Responses for July 14
- Figure 1 shows the image after one application of my filter. It seems that the diagonal lines have been highlighted in the image, whereas everything else is sort of slightly muted.
Figure 2 shows the image after two applications. Now, a lot more lines are highlighted. Again, most are distinctly diagonal (45 degrees), but some newly highlighted lines are vertical and horizontal (or just slightly off of vertical and horizontal).
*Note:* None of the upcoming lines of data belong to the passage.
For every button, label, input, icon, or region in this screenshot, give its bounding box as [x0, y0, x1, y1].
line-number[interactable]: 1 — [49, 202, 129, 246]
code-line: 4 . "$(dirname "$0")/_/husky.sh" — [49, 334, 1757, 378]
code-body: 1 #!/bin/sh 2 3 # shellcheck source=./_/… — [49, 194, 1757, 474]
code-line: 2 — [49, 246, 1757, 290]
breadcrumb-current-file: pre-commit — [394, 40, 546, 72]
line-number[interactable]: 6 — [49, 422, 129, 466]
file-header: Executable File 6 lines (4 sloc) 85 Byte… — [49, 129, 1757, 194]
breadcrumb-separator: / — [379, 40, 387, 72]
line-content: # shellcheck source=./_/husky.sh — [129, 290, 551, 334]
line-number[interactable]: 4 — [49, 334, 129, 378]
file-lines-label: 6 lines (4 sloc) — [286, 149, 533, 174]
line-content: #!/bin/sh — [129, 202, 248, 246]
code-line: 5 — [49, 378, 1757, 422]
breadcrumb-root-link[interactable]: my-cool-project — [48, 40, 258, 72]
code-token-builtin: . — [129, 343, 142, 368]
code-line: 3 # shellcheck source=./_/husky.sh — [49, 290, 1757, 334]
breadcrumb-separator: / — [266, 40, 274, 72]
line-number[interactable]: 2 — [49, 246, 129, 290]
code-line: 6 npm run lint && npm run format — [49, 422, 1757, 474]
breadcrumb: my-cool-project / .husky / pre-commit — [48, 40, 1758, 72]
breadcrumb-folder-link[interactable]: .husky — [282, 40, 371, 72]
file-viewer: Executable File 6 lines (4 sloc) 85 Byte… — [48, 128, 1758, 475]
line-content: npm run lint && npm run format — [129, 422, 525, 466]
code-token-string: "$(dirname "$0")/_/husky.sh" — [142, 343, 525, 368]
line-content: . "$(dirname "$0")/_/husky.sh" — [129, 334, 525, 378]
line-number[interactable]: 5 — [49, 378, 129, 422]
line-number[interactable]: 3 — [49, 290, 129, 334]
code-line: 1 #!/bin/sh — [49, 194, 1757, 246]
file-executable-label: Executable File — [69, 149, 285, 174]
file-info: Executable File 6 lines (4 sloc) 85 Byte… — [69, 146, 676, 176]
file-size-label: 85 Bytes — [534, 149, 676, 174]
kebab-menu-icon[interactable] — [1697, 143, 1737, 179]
Figure 3 shows the image after three applications. Similar to the behavior observed in Figure 2, Figure 3 contains a laot of highlighted lines, including some wavy lines that are seemingly in the background. It looks like a cross between a sttic screen on a TV and Figure 1. With every application, the image size reduces by 2 pixels per dimension. For example, if the initial image size was 1080 x 1080, the filter would reduce the image size to 1078 x 1078. This happens because of the nature of filtering. When you apply a filter, you take one pixel and not only run it through the filter (which means changing its value using a weight multiplier), but every pixel around it. Consequently, the pixels that don’t have a complete set of neighbors (the pixels on the edge) are simply removed from the image. This process of highlighting certain image characteristics (such as diagonal lines) can help neural networks recognize subjects of photographs (for instance, if the subject has distinct diagonal lines).
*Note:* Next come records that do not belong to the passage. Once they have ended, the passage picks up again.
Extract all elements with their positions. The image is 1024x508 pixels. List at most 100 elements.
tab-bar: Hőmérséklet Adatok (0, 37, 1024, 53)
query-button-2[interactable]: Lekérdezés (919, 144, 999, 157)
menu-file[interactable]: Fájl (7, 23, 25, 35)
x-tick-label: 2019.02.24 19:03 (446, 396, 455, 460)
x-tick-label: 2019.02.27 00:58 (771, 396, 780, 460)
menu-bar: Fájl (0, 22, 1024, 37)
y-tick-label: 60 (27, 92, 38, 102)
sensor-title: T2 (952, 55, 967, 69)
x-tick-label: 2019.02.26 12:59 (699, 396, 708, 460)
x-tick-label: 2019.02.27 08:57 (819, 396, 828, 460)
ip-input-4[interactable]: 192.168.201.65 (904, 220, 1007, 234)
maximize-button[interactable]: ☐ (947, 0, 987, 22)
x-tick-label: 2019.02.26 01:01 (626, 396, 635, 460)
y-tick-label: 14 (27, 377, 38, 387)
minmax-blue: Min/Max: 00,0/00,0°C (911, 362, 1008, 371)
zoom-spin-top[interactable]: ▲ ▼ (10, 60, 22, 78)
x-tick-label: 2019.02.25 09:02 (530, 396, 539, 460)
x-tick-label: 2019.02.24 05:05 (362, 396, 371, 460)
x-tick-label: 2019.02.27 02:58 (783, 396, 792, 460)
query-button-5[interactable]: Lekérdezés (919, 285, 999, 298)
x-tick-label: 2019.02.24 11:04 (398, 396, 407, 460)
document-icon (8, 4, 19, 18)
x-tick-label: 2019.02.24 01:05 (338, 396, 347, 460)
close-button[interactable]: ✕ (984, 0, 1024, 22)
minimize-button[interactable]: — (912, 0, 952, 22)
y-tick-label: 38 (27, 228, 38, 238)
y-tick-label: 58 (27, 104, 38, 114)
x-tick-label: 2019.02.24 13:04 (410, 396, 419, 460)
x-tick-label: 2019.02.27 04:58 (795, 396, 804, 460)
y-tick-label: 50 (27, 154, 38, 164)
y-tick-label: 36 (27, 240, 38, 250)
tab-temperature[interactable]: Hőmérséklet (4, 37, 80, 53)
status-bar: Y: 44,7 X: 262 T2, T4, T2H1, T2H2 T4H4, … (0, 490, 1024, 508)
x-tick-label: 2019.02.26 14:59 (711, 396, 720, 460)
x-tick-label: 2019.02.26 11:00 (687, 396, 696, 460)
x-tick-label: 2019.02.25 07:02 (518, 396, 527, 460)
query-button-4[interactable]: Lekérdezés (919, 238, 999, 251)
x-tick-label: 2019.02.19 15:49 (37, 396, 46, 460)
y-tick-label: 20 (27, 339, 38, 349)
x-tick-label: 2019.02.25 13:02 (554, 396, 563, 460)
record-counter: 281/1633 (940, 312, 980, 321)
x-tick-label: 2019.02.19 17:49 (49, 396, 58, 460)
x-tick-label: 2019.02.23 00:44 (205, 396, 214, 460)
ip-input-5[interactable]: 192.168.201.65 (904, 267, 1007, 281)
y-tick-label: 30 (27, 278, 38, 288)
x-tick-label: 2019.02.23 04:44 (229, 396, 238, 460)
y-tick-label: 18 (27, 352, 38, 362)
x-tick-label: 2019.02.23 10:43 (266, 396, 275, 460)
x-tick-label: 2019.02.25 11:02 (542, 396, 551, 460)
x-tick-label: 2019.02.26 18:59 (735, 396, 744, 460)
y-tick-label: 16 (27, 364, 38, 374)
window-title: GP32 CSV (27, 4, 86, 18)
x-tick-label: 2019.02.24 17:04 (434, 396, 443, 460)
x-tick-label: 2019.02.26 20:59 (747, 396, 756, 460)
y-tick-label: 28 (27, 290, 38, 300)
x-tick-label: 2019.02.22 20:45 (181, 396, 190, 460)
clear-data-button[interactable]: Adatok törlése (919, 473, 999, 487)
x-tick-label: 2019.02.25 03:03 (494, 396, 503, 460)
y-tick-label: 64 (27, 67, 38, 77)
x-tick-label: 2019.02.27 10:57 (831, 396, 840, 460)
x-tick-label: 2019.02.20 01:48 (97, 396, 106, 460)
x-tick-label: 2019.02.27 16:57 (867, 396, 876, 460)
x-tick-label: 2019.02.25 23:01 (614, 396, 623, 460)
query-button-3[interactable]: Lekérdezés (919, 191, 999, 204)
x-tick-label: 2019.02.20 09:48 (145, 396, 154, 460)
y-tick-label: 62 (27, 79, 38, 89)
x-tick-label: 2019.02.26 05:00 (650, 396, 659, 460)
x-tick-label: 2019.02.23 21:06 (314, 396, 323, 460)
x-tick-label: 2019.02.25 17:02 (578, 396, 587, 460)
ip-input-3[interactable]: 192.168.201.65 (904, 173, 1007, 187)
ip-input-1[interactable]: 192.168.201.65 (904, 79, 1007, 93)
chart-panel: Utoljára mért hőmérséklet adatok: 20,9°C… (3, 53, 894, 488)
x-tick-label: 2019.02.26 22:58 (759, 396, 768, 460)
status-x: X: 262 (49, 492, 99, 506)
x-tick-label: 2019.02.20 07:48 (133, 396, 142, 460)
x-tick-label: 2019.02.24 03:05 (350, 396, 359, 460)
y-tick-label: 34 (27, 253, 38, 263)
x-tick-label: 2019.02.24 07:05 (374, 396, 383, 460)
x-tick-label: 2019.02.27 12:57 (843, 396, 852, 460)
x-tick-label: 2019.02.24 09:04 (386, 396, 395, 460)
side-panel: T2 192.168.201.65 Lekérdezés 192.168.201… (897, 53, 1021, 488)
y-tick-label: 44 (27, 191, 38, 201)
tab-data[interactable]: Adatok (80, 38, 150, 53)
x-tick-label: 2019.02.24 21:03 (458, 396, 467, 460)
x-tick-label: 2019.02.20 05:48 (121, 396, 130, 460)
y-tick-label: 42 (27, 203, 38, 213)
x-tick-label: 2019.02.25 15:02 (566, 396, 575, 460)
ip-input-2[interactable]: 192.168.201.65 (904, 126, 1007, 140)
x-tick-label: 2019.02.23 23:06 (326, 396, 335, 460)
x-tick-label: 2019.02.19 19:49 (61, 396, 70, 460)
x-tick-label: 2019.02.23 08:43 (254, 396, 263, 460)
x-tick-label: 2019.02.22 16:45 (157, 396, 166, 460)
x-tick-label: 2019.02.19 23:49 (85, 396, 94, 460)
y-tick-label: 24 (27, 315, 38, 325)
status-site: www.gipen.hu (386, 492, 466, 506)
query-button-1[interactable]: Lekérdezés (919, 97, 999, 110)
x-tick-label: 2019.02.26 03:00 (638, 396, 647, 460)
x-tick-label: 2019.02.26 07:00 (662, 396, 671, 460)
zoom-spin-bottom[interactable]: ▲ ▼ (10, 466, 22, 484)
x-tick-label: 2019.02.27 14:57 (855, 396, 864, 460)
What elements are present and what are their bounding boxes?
- Figure 1 (Pooled) shows Figure 1 after one application of a pooling filter. The pooling filter takes a selection of 4 pixels and, in this case, removes all but the pixel of the highest value. The result is a smaller picture. This helps speed up the neural network’s learning by potentially getting rid of useless or unhelpful information.
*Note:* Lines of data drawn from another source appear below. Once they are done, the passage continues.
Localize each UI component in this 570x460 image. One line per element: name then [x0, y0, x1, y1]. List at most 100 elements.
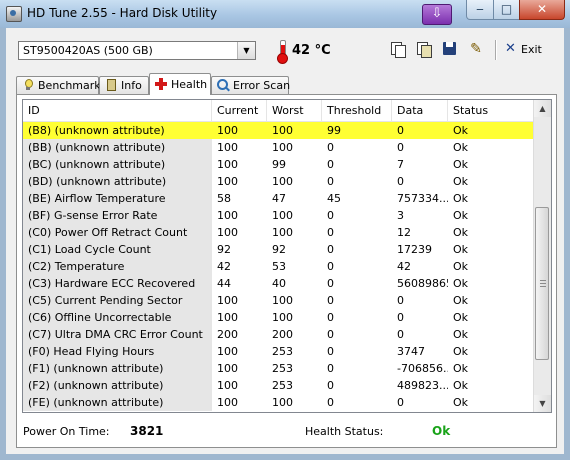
cell-threshold: 0 [327, 260, 334, 273]
scroll-up-icon[interactable]: ▲ [534, 100, 551, 117]
table-row[interactable]: (F0) Head Flying Hours 100 253 0 3747 Ok [23, 343, 535, 360]
cell-status: Ok [453, 209, 469, 222]
table-row[interactable]: (F1) (unknown attribute) 100 253 0 -706856..… [23, 360, 535, 377]
cell-threshold: 0 [327, 209, 334, 222]
cell-data: 3 [397, 209, 404, 222]
cell-status: Ok [453, 345, 469, 358]
cell-status: Ok [453, 396, 469, 409]
cell-threshold: 0 [327, 362, 334, 375]
paste-icon[interactable] [416, 41, 432, 58]
tab-benchmark[interactable]: Benchmark [16, 76, 101, 94]
scrollbar-thumb[interactable] [535, 207, 549, 360]
cell-worst: 99 [272, 158, 286, 171]
table-row[interactable]: (C6) Offline Uncorrectable 100 100 0 0 Ok [23, 309, 535, 326]
cell-worst: 47 [272, 192, 286, 205]
table-row[interactable]: (F2) (unknown attribute) 100 253 0 489823...… [23, 377, 535, 394]
table-row[interactable]: (C3) Hardware ECC Recovered 44 40 0 56089865… [23, 275, 535, 292]
vertical-scrollbar[interactable]: ▲ ▼ [533, 100, 551, 412]
close-button[interactable]: ✕ [519, 0, 565, 20]
table-row[interactable]: (C2) Temperature 42 53 0 42 Ok [23, 258, 535, 275]
exit-icon: ✕ [505, 41, 516, 56]
table-row[interactable]: (BD) (unknown attribute) 100 100 0 0 Ok [23, 173, 535, 190]
toolbar: ST9500420AS (500 GB) ▼ 42 °C ✎ ✕ Exit [6, 28, 564, 72]
smart-attribute-list[interactable]: ID Current Worst Threshold Data Status (… [22, 99, 552, 413]
health-status-label: Health Status: [305, 425, 384, 438]
cell-data: 17239 [397, 243, 432, 256]
tab-error-scan[interactable]: Error Scan [211, 76, 291, 94]
power-on-value: 3821 [130, 424, 164, 438]
table-row[interactable]: (BB) (unknown attribute) 100 100 0 0 Ok [23, 139, 535, 156]
cell-status: Ok [453, 362, 469, 375]
tab-info[interactable]: Info [99, 76, 149, 94]
table-row[interactable]: (BC) (unknown attribute) 100 99 0 7 Ok [23, 156, 535, 173]
cell-worst: 253 [272, 345, 293, 358]
cell-id: (C6) Offline Uncorrectable [23, 309, 212, 326]
cell-data: 0 [397, 294, 404, 307]
column-header-status[interactable]: Status [448, 100, 535, 121]
table-row[interactable]: (BF) G-sense Error Rate 100 100 0 3 Ok [23, 207, 535, 224]
title-bar[interactable]: HD Tune 2.55 - Hard Disk Utility ⇩ ‒ □ ✕ [0, 0, 570, 28]
options-icon[interactable]: ✎ [468, 41, 484, 57]
tab-label: Info [121, 79, 142, 92]
tab-health[interactable]: Health [149, 73, 211, 95]
cell-threshold: 0 [327, 175, 334, 188]
cell-status: Ok [453, 124, 469, 137]
table-row[interactable]: (C5) Current Pending Sector 100 100 0 0 Ok [23, 292, 535, 309]
tab-label: Error Scan [233, 79, 291, 92]
cell-data: 42 [397, 260, 411, 273]
cell-data: 0 [397, 141, 404, 154]
cell-id: (F1) (unknown attribute) [23, 360, 212, 377]
cell-current: 100 [217, 294, 238, 307]
app-icon [6, 6, 22, 22]
column-header-current[interactable]: Current [212, 100, 267, 121]
cell-status: Ok [453, 141, 469, 154]
cell-current: 100 [217, 141, 238, 154]
scroll-down-icon[interactable]: ▼ [534, 395, 551, 412]
cell-id: (C5) Current Pending Sector [23, 292, 212, 309]
temperature-readout: 42 °C [292, 43, 331, 58]
cell-status: Ok [453, 192, 469, 205]
cell-status: Ok [453, 379, 469, 392]
column-header-worst[interactable]: Worst [267, 100, 322, 121]
cell-id: (FE) (unknown attribute) [23, 394, 212, 411]
cell-status: Ok [453, 243, 469, 256]
table-row[interactable]: (BE) Airflow Temperature 58 47 45 757334... O… [23, 190, 535, 207]
cell-data: 0 [397, 124, 404, 137]
column-header-data[interactable]: Data [392, 100, 448, 121]
cell-current: 100 [217, 362, 238, 375]
cell-id: (C1) Load Cycle Count [23, 241, 212, 258]
save-icon[interactable] [442, 41, 458, 57]
download-icon[interactable]: ⇩ [422, 4, 452, 25]
cell-current: 100 [217, 311, 238, 324]
cell-current: 100 [217, 158, 238, 171]
cell-current: 92 [217, 243, 231, 256]
health-panel: ID Current Worst Threshold Data Status (… [16, 94, 557, 448]
table-row[interactable]: (FE) (unknown attribute) 100 100 0 0 Ok [23, 394, 535, 411]
cell-data: 0 [397, 175, 404, 188]
chevron-down-icon[interactable]: ▼ [237, 42, 255, 59]
table-row[interactable]: (C1) Load Cycle Count 92 92 0 17239 Ok [23, 241, 535, 258]
cell-current: 100 [217, 396, 238, 409]
tab-label: Health [171, 78, 208, 91]
cell-worst: 40 [272, 277, 286, 290]
minimize-button[interactable]: ‒ [466, 0, 494, 20]
tab-label: Benchmark [38, 79, 101, 92]
maximize-button[interactable]: □ [493, 0, 520, 20]
cell-id: (BD) (unknown attribute) [23, 173, 212, 190]
cell-id: (C2) Temperature [23, 258, 212, 275]
cell-data: 757334... [397, 192, 448, 205]
cell-current: 100 [217, 379, 238, 392]
cell-threshold: 0 [327, 277, 334, 290]
drive-select[interactable]: ST9500420AS (500 GB) ▼ [18, 41, 256, 60]
table-row[interactable]: (C0) Power Off Retract Count 100 100 0 12 Ok [23, 224, 535, 241]
table-row[interactable]: (C7) Ultra DMA CRC Error Count 200 200 0 0 Ok [23, 326, 535, 343]
cell-status: Ok [453, 260, 469, 273]
cell-id: (C7) Ultra DMA CRC Error Count [23, 326, 212, 343]
column-header-threshold[interactable]: Threshold [322, 100, 392, 121]
cell-threshold: 0 [327, 294, 334, 307]
table-row[interactable]: (B8) (unknown attribute) 100 100 99 0 Ok [23, 122, 535, 139]
cell-threshold: 99 [327, 124, 341, 137]
cell-id: (BC) (unknown attribute) [23, 156, 212, 173]
copy-icon[interactable] [390, 41, 406, 58]
column-header-id[interactable]: ID [23, 100, 212, 121]
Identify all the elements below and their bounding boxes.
- The DNN model was far inferior to the CNN model. The CNN model uses filtering and pooling to perform more accurately (by highlighting important features of an image) and more efficiently (pooling reduces image size while maintaining important features). Changing the 32s to 64 increased time and decreased accuracy. Additionally, adding more convolutional layers decreases accuracy and increases time. By adding more convolutional layers, you are overfitting the model so there is a substantial discrepency between the training and validation accuracies. As you can see in Figure 4 above, the images are filtered so a distinct feature is highlighted and, from left to right, the image gradually undergoes multiple rounds of pooling, so most of the important features remain, but inimportant information is removed.